Сын отслужил, вернулся. Николай Ильич к нему: «Где бриллиантовый камень?» Сын скучным голосом: «Не помню, отдал кому-то». И — все! Ни слова больше. И еще годы прошли, и сын умер... Старик хотел, чтобы газета обо всем этом рассказала. Может, кто-то что-то знает, прочитает и подскажет, куда камень делся. — Писатель закончил историю: — Никто не откликнулся.

— Триллер, — констатировала Злата.

— Да уж, — согласился и Филикс и произнес задумчиво: — Есть судьбы, соприкоснувшись с которыми остаешься в смущенном недоумении. Перекреститься хочется. — И он вполне умело перекрестился.

— Расскажите про монету, — помолчав, попросил писатель, вертя в пальцах медную одногривенную монету с портретом князя Владимира.

Рассказать?

А как не рассказать, если между ними уже и тайн не осталось, если спали на его тахте, а он через две стенки, через две двери?

— Златник, — показал Филикс. — По виду золотая, вот посмотрите.

И Олегов с осторожностью принял монету.

— На самом деле — покрытие золотое, а удельный вес как у золота. Не бойтесь. И в огне не горит, и в воде не тонет. Ферштейн?

— А то, — ответил писатель. — И что, внутри действительно квантовый генератор?

— Кто ж его знает! Мы не знаем. Но думаем, ресурс на исходе. Поэтому экспериментировать с огнем и водой не будем.

— Если вкратце, — поддержала Злата.

И они рассказали свою историю.

— Целый роман с субтитрами под куполом цирка! — оценил писатель.

Показали ему и яблоко.doc.

Шевельнули черенок. Яблоко изнутри не зажглось.

Они пообедали, и писатель отвез их на Холм славы. Он показал им одну за другой две железные двери и один люк — возможные проходы к резонатору. По особой метке, близ краеведческого музея, Злата, определила возможный вход в резонатор. Писатель мимоходом сказал, что музей некоторыми своими чертами является памятником взорванному собору. В последний момент спросил:

— Может, и мне с вами в Москву? Дело есть.

— Конечно! — ответила Злата. — Хоть всей семьей, мы не спешим.

— Шютка, — ответил писатель.

Кодовый замок был ржав. Злата нажала несколько раз. Две кнопки пришлось вбивать силой — ключом от квартиры Олеговых. Пискнула знакомая мелодия. Обнялись. Олегов перекрестил молодоженов, они — его. Прикрыли дверь. Пискнуло еще раз. Щелкнул замок.

— А что, действительно можно попасть хоть в Нью-Йорк? — спросил Семен снаружи, сквозь железо.
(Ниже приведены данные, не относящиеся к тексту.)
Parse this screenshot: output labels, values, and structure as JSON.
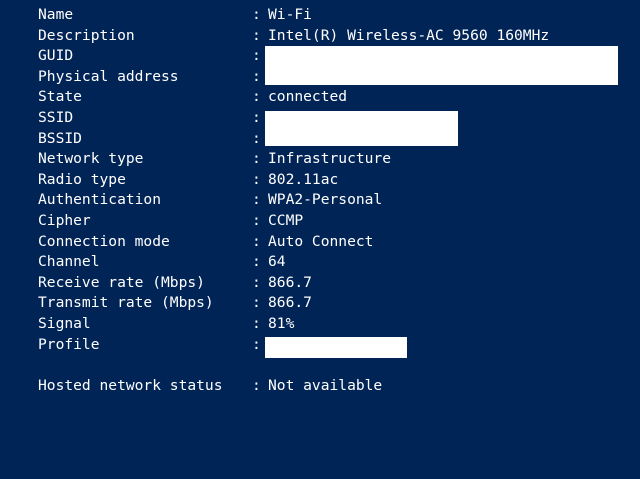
{
  "colors": {
    "background": "#012456",
    "text": "#ffffff",
    "redaction": "#ffffff"
  },
  "separator": ":",
  "interface": {
    "name": {
      "label": "Name",
      "value": "Wi-Fi"
    },
    "description": {
      "label": "Description",
      "value": "Intel(R) Wireless-AC 9560 160MHz"
    },
    "guid": {
      "label": "GUID",
      "value": ""
    },
    "physical_address": {
      "label": "Physical address",
      "value": ""
    },
    "state": {
      "label": "State",
      "value": "connected"
    },
    "ssid": {
      "label": "SSID",
      "value": ""
    },
    "bssid": {
      "label": "BSSID",
      "value": ""
    },
    "network_type": {
      "label": "Network type",
      "value": "Infrastructure"
    },
    "radio_type": {
      "label": "Radio type",
      "value": "802.11ac"
    },
    "authentication": {
      "label": "Authentication",
      "value": "WPA2-Personal"
    },
    "cipher": {
      "label": "Cipher",
      "value": "CCMP"
    },
    "connection_mode": {
      "label": "Connection mode",
      "value": "Auto Connect"
    },
    "channel": {
      "label": "Channel",
      "value": "64"
    },
    "receive_rate": {
      "label": "Receive rate (Mbps)",
      "value": "866.7"
    },
    "transmit_rate": {
      "label": "Transmit rate (Mbps)",
      "value": "866.7"
    },
    "signal": {
      "label": "Signal",
      "value": "81%"
    },
    "profile": {
      "label": "Profile",
      "value": ""
    }
  },
  "hosted_network": {
    "status": {
      "label": "Hosted network status",
      "value": "Not available"
    }
  }
}
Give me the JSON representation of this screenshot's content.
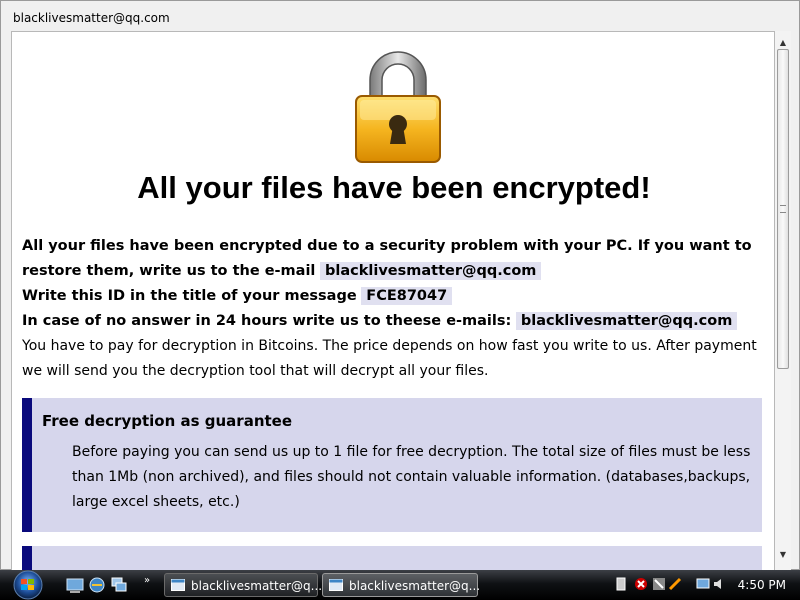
{
  "window": {
    "title": "blacklivesmatter@qq.com"
  },
  "note": {
    "headline": "All your files have been encrypted!",
    "line1_a": "All your files have been encrypted due to a security problem with your PC. If you want to restore them, write us to the e-mail",
    "line1_email": "blacklivesmatter@qq.com",
    "line2_a": "Write this ID in the title of your message",
    "line2_id": "FCE87047",
    "line3_a": "In case of no answer in 24 hours write us to theese e-mails:",
    "line3_email": "blacklivesmatter@qq.com",
    "payment_text": "You have to pay for decryption in Bitcoins. The price depends on how fast you write to us. After payment we will send you the decryption tool that will decrypt all your files.",
    "guarantee_title": "Free decryption as guarantee",
    "guarantee_text": "Before paying you can send us up to 1 file for free decryption. The total size of files must be less than 1Mb (non archived), and files should not contain valuable information. (databases,backups, large excel sheets, etc.)"
  },
  "taskbar": {
    "quicklaunch_more": "»",
    "tasks": [
      {
        "label": "blacklivesmatter@q...",
        "active": false
      },
      {
        "label": "blacklivesmatter@q...",
        "active": true
      }
    ],
    "clock": "4:50 PM"
  },
  "colors": {
    "highlight": "#e0e0f0",
    "box_bg": "#d6d6ec",
    "box_border": "#0a0a7c",
    "lock_body": "#f0b020"
  },
  "icons": {
    "lock": "lock-icon",
    "start": "windows-start-icon",
    "scroll_up": "chevron-up-icon",
    "scroll_down": "chevron-down-icon"
  }
}
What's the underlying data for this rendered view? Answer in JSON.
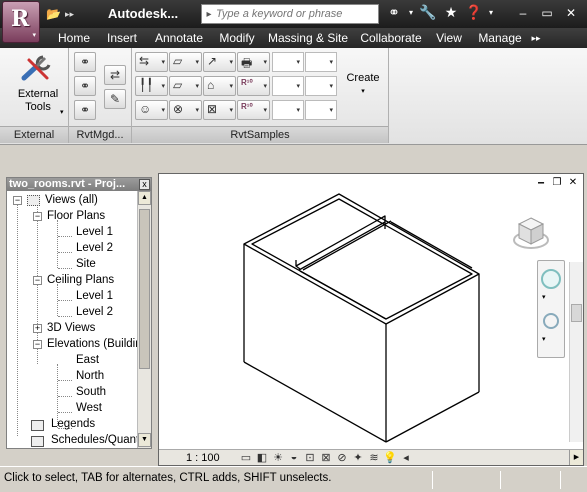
{
  "window": {
    "title": "Autodesk...",
    "minimize": "–",
    "maximize": "▭",
    "close": "✕"
  },
  "app_button": {
    "letter": "R",
    "menu_arrow": "▾"
  },
  "search": {
    "placeholder": "Type a keyword or phrase"
  },
  "ribbon_tabs": [
    {
      "label": "Home"
    },
    {
      "label": "Insert"
    },
    {
      "label": "Annotate"
    },
    {
      "label": "Modify"
    },
    {
      "label": "Massing & Site"
    },
    {
      "label": "Collaborate"
    },
    {
      "label": "View"
    },
    {
      "label": "Manage"
    },
    {
      "label": "▸▸"
    }
  ],
  "ribbon": {
    "external_tools_line1": "External",
    "external_tools_line2": "Tools",
    "panels": {
      "external": "External",
      "rvtmgd": "RvtMgd...",
      "rvtsamples": "RvtSamples"
    },
    "create_label": "Create"
  },
  "project_browser": {
    "title": "two_rooms.rvt - Proj...",
    "close": "x",
    "tree": {
      "views_all": "Views (all)",
      "floor_plans": "Floor Plans",
      "fp_level1": "Level 1",
      "fp_level2": "Level 2",
      "fp_site": "Site",
      "ceiling_plans": "Ceiling Plans",
      "cp_level1": "Level 1",
      "cp_level2": "Level 2",
      "views_3d": "3D Views",
      "elevations": "Elevations (Building Elevation)",
      "east": "East",
      "north": "North",
      "south": "South",
      "west": "West",
      "legends": "Legends",
      "schedules": "Schedules/Quantities"
    }
  },
  "view": {
    "scale": "1 : 100"
  },
  "status": {
    "text": "Click to select, TAB for alternates, CTRL adds, SHIFT unselects."
  },
  "colors": {
    "title_bar": "#262626",
    "ribbon_tabs": "#333333",
    "app_button": "#9a5577",
    "workspace": "#d4d0c8"
  }
}
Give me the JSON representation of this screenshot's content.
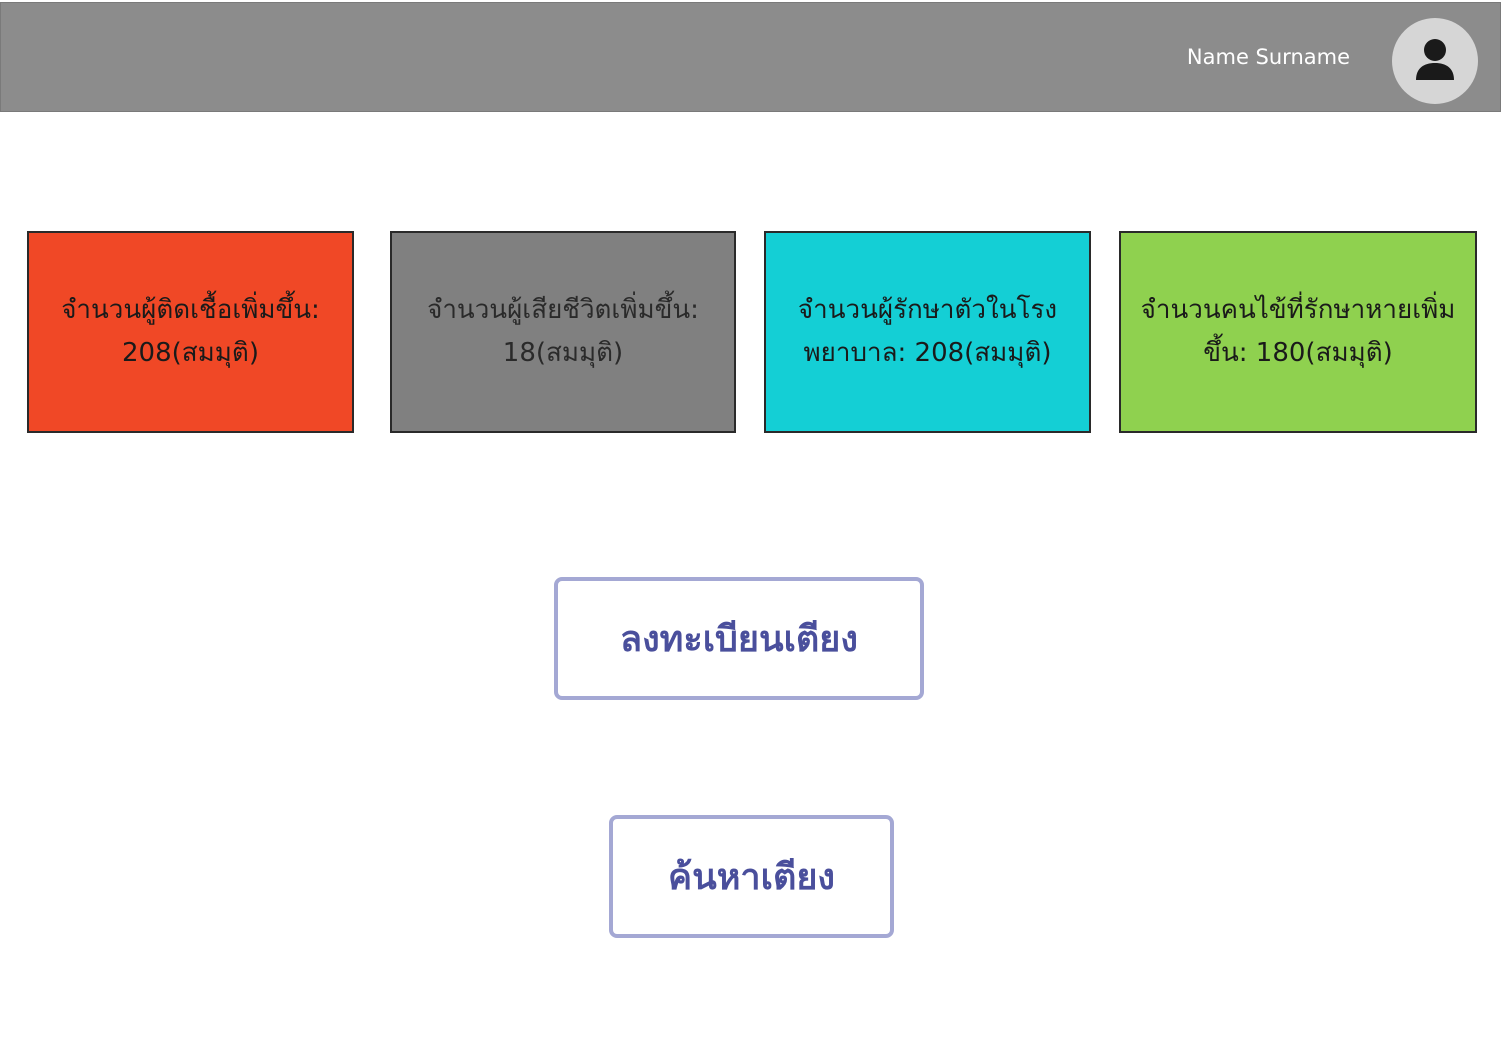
{
  "header": {
    "user_name": "Name Surname",
    "avatar_icon": "user-icon"
  },
  "stats": {
    "infected": "จำนวนผู้ติดเชื้อเพิ่มขึ้น: 208(สมมุติ)",
    "deaths": "จำนวนผู้เสียชีวิตเพิ่มขึ้น: 18(สมมุติ)",
    "hospitalized": "จำนวนผู้รักษาตัวในโรงพยาบาล: 208(สมมุติ)",
    "recovered": "จำนวนคนไข้ที่รักษาหายเพิ่มขึ้น: 180(สมมุติ)"
  },
  "actions": {
    "register_bed": "ลงทะเบียนเตียง",
    "search_bed": "ค้นหาเตียง"
  },
  "colors": {
    "header": "#8c8c8c",
    "infected": "#f04826",
    "deaths": "#808080",
    "hospitalized": "#14cfd5",
    "recovered": "#8fd14f",
    "button_border": "#a4a8d4",
    "button_text": "#4a4f9c"
  }
}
Это он вспомнил их рассказ о том, какие еще города они видели на яблоке. — И в Минск?

— В Минск не знаю, — услышал он удаляющийся голос Златы. — А Нью-Йорк нам не нужен. В Москву, в Москву. Может, Кит уже добрался до Останкина.

Заходя в круглую комнату, Злата поинтересовалась:

— Ты боишься, что мы сейчас умрем?

— Как-то непонятно, — ответил Филикс. — Не то что боюсь. Но страшит: а что, если вдруг сейчас предстанем пред Престолом Его? И что скажем? Это ж как стыдно за много чего!

Они стояли тесно, лицом к лицу, держа перед собой яблоко. Филикс шевельнул черенок. Яблоко полыхнуло малиновым. В комнате погас свет. Зеленые, синие, красные точки рассыпались в черноте как снежинки при освещении цветными окнами, распались на мельчайшие пылинки, разлетелись в ширину вселенной и стали сбегаться, стекаться, стягиваться в один клубок, в золотой шар с черенком и листиком, в удивительное солнечное пространство, внутри которого они оказались.

— Раз, — сказал он.

— Два, — сказала она.

— Ты закрыла глаза?

— Да. Нет. Зачем? Да.

На счет «три» они открыли глаза и увидели в своих широких зрачках отражение ангела, свивающего небо как свиток и замершего в тот момент, когда он вдруг увидел их.